VANCOUVER (NEWS 1130) – There are plenty of questions about whether or not BC’s new 15 per cent foreign buyers’ tax will actually cool down Metro Vancouver’s crazy housing market, but one analyst is warning real estate prices could soon come crashing down all on their own.
Portfolio manager Naveen Gopal with Pacifica Partners Capital Management says China’s massive $32 trillion (CAD) credit bubble is showing signs it’s getting ready to burst, which would lead to dramatic effects on the local housing market.
“If we do see a contraction in China which causes more money to flow out of the Vancouver market, it could really turn any housing correction into a housing crash. At its worst it could create a situation where a local homebuyer is essentially stuck with negative equity in their home for upwards of a decade or longer,” he tells NEWS 1130.
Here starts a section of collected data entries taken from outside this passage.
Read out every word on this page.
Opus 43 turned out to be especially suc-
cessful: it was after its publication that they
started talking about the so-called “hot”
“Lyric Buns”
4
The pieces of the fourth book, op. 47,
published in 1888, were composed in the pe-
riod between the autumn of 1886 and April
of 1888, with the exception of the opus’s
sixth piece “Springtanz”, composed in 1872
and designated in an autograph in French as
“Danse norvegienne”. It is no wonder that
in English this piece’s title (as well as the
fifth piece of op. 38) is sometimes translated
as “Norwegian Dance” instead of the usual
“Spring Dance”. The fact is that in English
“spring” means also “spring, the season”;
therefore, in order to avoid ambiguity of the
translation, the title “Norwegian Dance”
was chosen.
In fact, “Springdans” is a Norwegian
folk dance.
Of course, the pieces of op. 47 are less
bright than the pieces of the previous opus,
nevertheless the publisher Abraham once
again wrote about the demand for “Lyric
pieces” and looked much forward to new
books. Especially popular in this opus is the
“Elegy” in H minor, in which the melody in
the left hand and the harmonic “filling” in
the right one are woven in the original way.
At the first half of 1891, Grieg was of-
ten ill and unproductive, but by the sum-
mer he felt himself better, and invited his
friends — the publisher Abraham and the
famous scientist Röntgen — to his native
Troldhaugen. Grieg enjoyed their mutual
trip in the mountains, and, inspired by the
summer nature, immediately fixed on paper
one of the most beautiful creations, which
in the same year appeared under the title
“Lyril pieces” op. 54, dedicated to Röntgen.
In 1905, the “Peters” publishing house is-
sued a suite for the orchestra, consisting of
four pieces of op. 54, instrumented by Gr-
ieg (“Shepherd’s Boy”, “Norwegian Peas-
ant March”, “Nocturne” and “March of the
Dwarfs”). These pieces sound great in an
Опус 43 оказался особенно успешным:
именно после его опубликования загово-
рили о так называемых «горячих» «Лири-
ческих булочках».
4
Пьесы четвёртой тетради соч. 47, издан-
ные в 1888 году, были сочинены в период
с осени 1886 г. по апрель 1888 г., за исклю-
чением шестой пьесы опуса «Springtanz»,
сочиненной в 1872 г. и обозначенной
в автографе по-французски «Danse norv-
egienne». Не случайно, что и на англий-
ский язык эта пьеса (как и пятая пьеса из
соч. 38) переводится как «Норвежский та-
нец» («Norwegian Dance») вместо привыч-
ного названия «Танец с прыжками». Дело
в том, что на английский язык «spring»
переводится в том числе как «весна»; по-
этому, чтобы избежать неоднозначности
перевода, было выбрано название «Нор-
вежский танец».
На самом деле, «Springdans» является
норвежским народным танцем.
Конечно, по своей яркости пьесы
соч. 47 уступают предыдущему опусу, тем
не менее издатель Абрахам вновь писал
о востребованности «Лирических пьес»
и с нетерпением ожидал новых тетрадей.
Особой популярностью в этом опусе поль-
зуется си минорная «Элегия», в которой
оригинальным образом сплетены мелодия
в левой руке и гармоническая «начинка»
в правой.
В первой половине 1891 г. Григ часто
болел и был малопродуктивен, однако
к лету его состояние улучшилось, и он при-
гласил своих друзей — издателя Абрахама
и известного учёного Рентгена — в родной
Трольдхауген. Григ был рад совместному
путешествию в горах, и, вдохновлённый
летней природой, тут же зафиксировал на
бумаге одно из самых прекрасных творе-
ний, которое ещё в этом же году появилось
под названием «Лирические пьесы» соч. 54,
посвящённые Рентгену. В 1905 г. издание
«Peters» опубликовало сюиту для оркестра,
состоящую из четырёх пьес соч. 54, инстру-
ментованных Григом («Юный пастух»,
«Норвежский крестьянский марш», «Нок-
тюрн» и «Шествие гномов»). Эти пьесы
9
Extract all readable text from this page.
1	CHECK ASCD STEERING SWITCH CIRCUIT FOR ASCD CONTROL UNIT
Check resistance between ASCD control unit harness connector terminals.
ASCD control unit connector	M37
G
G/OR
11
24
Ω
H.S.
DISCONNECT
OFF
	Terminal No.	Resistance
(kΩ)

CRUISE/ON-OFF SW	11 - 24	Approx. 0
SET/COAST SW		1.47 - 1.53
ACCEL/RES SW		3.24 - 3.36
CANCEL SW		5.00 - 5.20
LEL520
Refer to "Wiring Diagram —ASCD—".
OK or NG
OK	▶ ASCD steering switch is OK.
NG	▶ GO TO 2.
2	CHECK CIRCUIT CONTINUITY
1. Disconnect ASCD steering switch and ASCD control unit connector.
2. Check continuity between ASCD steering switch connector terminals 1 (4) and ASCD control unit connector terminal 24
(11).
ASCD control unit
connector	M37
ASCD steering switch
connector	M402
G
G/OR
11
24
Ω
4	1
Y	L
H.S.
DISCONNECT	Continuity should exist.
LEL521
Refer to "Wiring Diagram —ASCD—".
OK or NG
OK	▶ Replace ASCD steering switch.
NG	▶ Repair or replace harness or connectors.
Gopal says a credit contraction in China would not only mean a slowdown in buying activity in Metro Vancouver but it could lead to a lot of forced selling by foreign investors. He adds it would also trigger the next global recession.
“This is on the order of the US subprime bubble. In terms of when, that’s the big question. We really don’t know the answer to that because there is such a lack of transparency in the economic reporting out of China and it’s difficult to trust what is out there.”
Gopal adds there are signs the credit bubble is starting to weaken but, given that China is not a free market, the government could keep pouring resources into the economy for another couple of years.
“And once it contracts, and it seems like it will at some point, we really won’t know the full impact until afterwards.”